ON ONE SIDE OF THE GLOBE I HAVE BEEN DEAD FOR 34 YEARS
VG has also covered adoption fraud from South Korea. Stavanger Aftenblad has had extensive coverage of the illegal adoption of Inger Tone U. Shin . TV2 covered the case of Adriana Esmeralda Lid from Costa Rica. She was stolen from her mother, and her mother has been looking for her for 32 years. In Norway behind the facade , season 3, in the episode called "The shadow side of adoption", several cases are also covered. Among other things, we hear about the case of Magnus Roberto Villanueva , who had forged papers and was kidnapped from his family in Colombia and adopted to Norway. Point 2.3 of the Be careful poster reads
: "Show openness about underlying conditions that may be relevant to the public's perception of the journalistic content." It appears as if Øystese has forgotten to take this point into account, seen in light of everything that is happening in the adoption field now.
Although his question is asked directly to Aasheim, Øystese neither can nor should close his eyes to how the wording of the question can be perceived in a larger context. I have spoken to several adoptees who have reacted strongly to the wording of the question.

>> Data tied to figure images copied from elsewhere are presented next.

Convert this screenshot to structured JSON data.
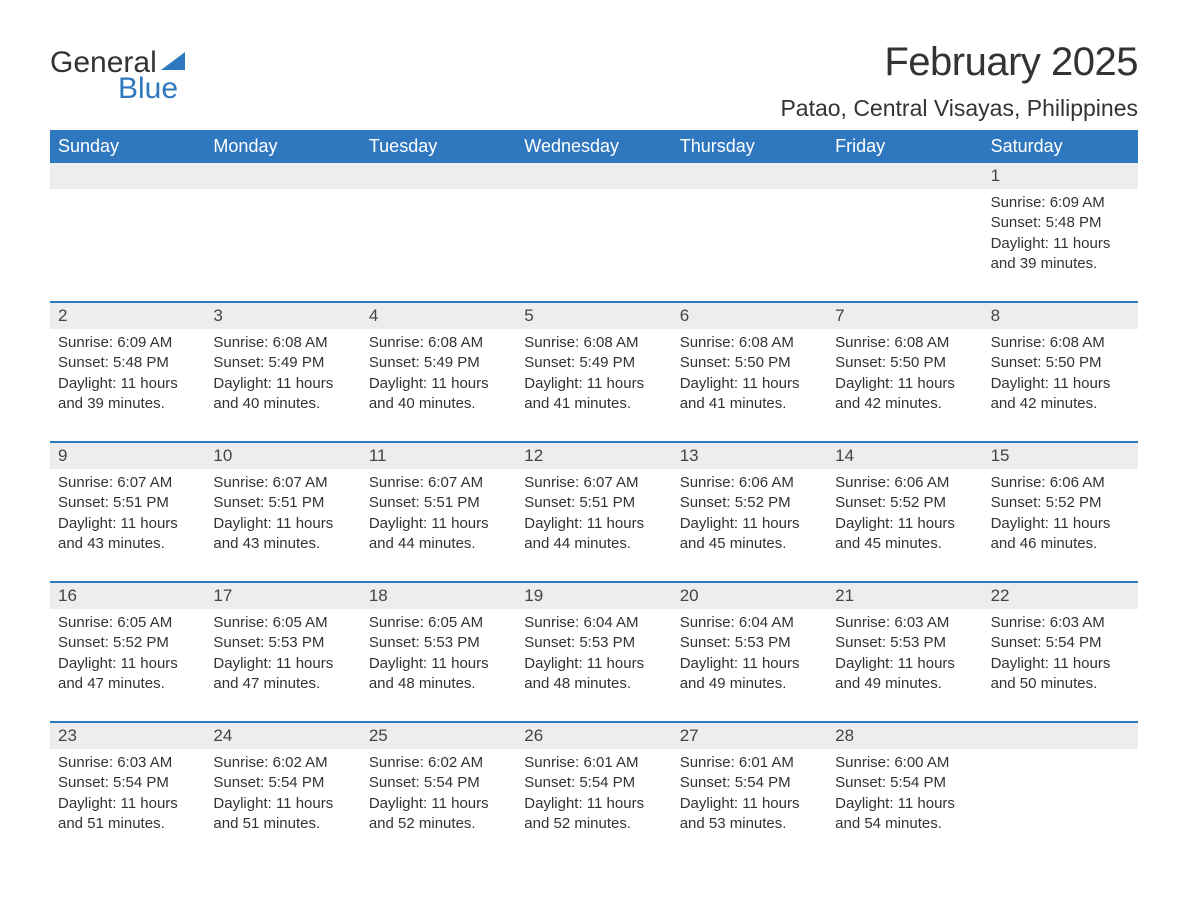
{
  "brand": {
    "word1": "General",
    "word2": "Blue",
    "sail_color": "#2f78bf",
    "text_color": "#333333"
  },
  "title": "February 2025",
  "location": "Patao, Central Visayas, Philippines",
  "colors": {
    "header_bg": "#2f78bf",
    "header_text": "#ffffff",
    "daynum_bg": "#ededed",
    "week_divider": "#2f78bf",
    "body_text": "#333333",
    "page_bg": "#ffffff"
  },
  "day_names": [
    "Sunday",
    "Monday",
    "Tuesday",
    "Wednesday",
    "Thursday",
    "Friday",
    "Saturday"
  ],
  "weeks": [
    [
      {
        "day": "",
        "sunrise": "",
        "sunset": "",
        "daylight": ""
      },
      {
        "day": "",
        "sunrise": "",
        "sunset": "",
        "daylight": ""
      },
      {
        "day": "",
        "sunrise": "",
        "sunset": "",
        "daylight": ""
      },
      {
        "day": "",
        "sunrise": "",
        "sunset": "",
        "daylight": ""
      },
      {
        "day": "",
        "sunrise": "",
        "sunset": "",
        "daylight": ""
      },
      {
        "day": "",
        "sunrise": "",
        "sunset": "",
        "daylight": ""
      },
      {
        "day": "1",
        "sunrise": "Sunrise: 6:09 AM",
        "sunset": "Sunset: 5:48 PM",
        "daylight": "Daylight: 11 hours and 39 minutes."
      }
    ],
    [
      {
        "day": "2",
        "sunrise": "Sunrise: 6:09 AM",
        "sunset": "Sunset: 5:48 PM",
        "daylight": "Daylight: 11 hours and 39 minutes."
      },
      {
        "day": "3",
        "sunrise": "Sunrise: 6:08 AM",
        "sunset": "Sunset: 5:49 PM",
        "daylight": "Daylight: 11 hours and 40 minutes."
      },
      {
        "day": "4",
        "sunrise": "Sunrise: 6:08 AM",
        "sunset": "Sunset: 5:49 PM",
        "daylight": "Daylight: 11 hours and 40 minutes."
      },
      {
        "day": "5",
        "sunrise": "Sunrise: 6:08 AM",
        "sunset": "Sunset: 5:49 PM",
        "daylight": "Daylight: 11 hours and 41 minutes."
      },
      {
        "day": "6",
        "sunrise": "Sunrise: 6:08 AM",
        "sunset": "Sunset: 5:50 PM",
        "daylight": "Daylight: 11 hours and 41 minutes."
      },
      {
        "day": "7",
        "sunrise": "Sunrise: 6:08 AM",
        "sunset": "Sunset: 5:50 PM",
        "daylight": "Daylight: 11 hours and 42 minutes."
      },
      {
        "day": "8",
        "sunrise": "Sunrise: 6:08 AM",
        "sunset": "Sunset: 5:50 PM",
        "daylight": "Daylight: 11 hours and 42 minutes."
      }
    ],
    [
      {
        "day": "9",
        "sunrise": "Sunrise: 6:07 AM",
        "sunset": "Sunset: 5:51 PM",
        "daylight": "Daylight: 11 hours and 43 minutes."
      },
      {
        "day": "10",
        "sunrise": "Sunrise: 6:07 AM",
        "sunset": "Sunset: 5:51 PM",
        "daylight": "Daylight: 11 hours and 43 minutes."
      },
      {
        "day": "11",
        "sunrise": "Sunrise: 6:07 AM",
        "sunset": "Sunset: 5:51 PM",
        "daylight": "Daylight: 11 hours and 44 minutes."
      },
      {
        "day": "12",
        "sunrise": "Sunrise: 6:07 AM",
        "sunset": "Sunset: 5:51 PM",
        "daylight": "Daylight: 11 hours and 44 minutes."
      },
      {
        "day": "13",
        "sunrise": "Sunrise: 6:06 AM",
        "sunset": "Sunset: 5:52 PM",
        "daylight": "Daylight: 11 hours and 45 minutes."
      },
      {
        "day": "14",
        "sunrise": "Sunrise: 6:06 AM",
        "sunset": "Sunset: 5:52 PM",
        "daylight": "Daylight: 11 hours and 45 minutes."
      },
      {
        "day": "15",
        "sunrise": "Sunrise: 6:06 AM",
        "sunset": "Sunset: 5:52 PM",
        "daylight": "Daylight: 11 hours and 46 minutes."
      }
    ],
    [
      {
        "day": "16",
        "sunrise": "Sunrise: 6:05 AM",
        "sunset": "Sunset: 5:52 PM",
        "daylight": "Daylight: 11 hours and 47 minutes."
      },
      {
        "day": "17",
        "sunrise": "Sunrise: 6:05 AM",
        "sunset": "Sunset: 5:53 PM",
        "daylight": "Daylight: 11 hours and 47 minutes."
      },
      {
        "day": "18",
        "sunrise": "Sunrise: 6:05 AM",
        "sunset": "Sunset: 5:53 PM",
        "daylight": "Daylight: 11 hours and 48 minutes."
      },
      {
        "day": "19",
        "sunrise": "Sunrise: 6:04 AM",
        "sunset": "Sunset: 5:53 PM",
        "daylight": "Daylight: 11 hours and 48 minutes."
      },
      {
        "day": "20",
        "sunrise": "Sunrise: 6:04 AM",
        "sunset": "Sunset: 5:53 PM",
        "daylight": "Daylight: 11 hours and 49 minutes."
      },
      {
        "day": "21",
        "sunrise": "Sunrise: 6:03 AM",
        "sunset": "Sunset: 5:53 PM",
        "daylight": "Daylight: 11 hours and 49 minutes."
      },
      {
        "day": "22",
        "sunrise": "Sunrise: 6:03 AM",
        "sunset": "Sunset: 5:54 PM",
        "daylight": "Daylight: 11 hours and 50 minutes."
      }
    ],
    [
      {
        "day": "23",
        "sunrise": "Sunrise: 6:03 AM",
        "sunset": "Sunset: 5:54 PM",
        "daylight": "Daylight: 11 hours and 51 minutes."
      },
      {
        "day": "24",
        "sunrise": "Sunrise: 6:02 AM",
        "sunset": "Sunset: 5:54 PM",
        "daylight": "Daylight: 11 hours and 51 minutes."
      },
      {
        "day": "25",
        "sunrise": "Sunrise: 6:02 AM",
        "sunset": "Sunset: 5:54 PM",
        "daylight": "Daylight: 11 hours and 52 minutes."
      },
      {
        "day": "26",
        "sunrise": "Sunrise: 6:01 AM",
        "sunset": "Sunset: 5:54 PM",
        "daylight": "Daylight: 11 hours and 52 minutes."
      },
      {
        "day": "27",
        "sunrise": "Sunrise: 6:01 AM",
        "sunset": "Sunset: 5:54 PM",
        "daylight": "Daylight: 11 hours and 53 minutes."
      },
      {
        "day": "28",
        "sunrise": "Sunrise: 6:00 AM",
        "sunset": "Sunset: 5:54 PM",
        "daylight": "Daylight: 11 hours and 54 minutes."
      },
      {
        "day": "",
        "sunrise": "",
        "sunset": "",
        "daylight": ""
      }
    ]
  ]
}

Child theft will never be okay - my mother knows that
I myself am adopted from Colombia. Three months ago I found my biological mother. April 8, 2023 is the first time she has seen me. How is it, you might wonder. Yes, I was kidnapped and stolen from my mother. She says that I was taken out of the room immediately. The staff where she gave birth had told her that I was stillborn. She had begged to see me even though I was dead. There's nothing unusual about that, but she didn't get it. I wasn't dead. She says that her life stopped and that she was devastated after this. On one side of the globe I have been dead for 34 years. Here on the other side of the globe, in Norway, I have been alive for the same number of years. It would have worked out if someone asked my biological mother: "Did you think it was for the best that your child was stolen from you?"
Anyone in their right mind, I think, understands that kidnapping and stealing children can never, under any circumstances, be said to be worthwhile or for the best. Kidnapping is a crime.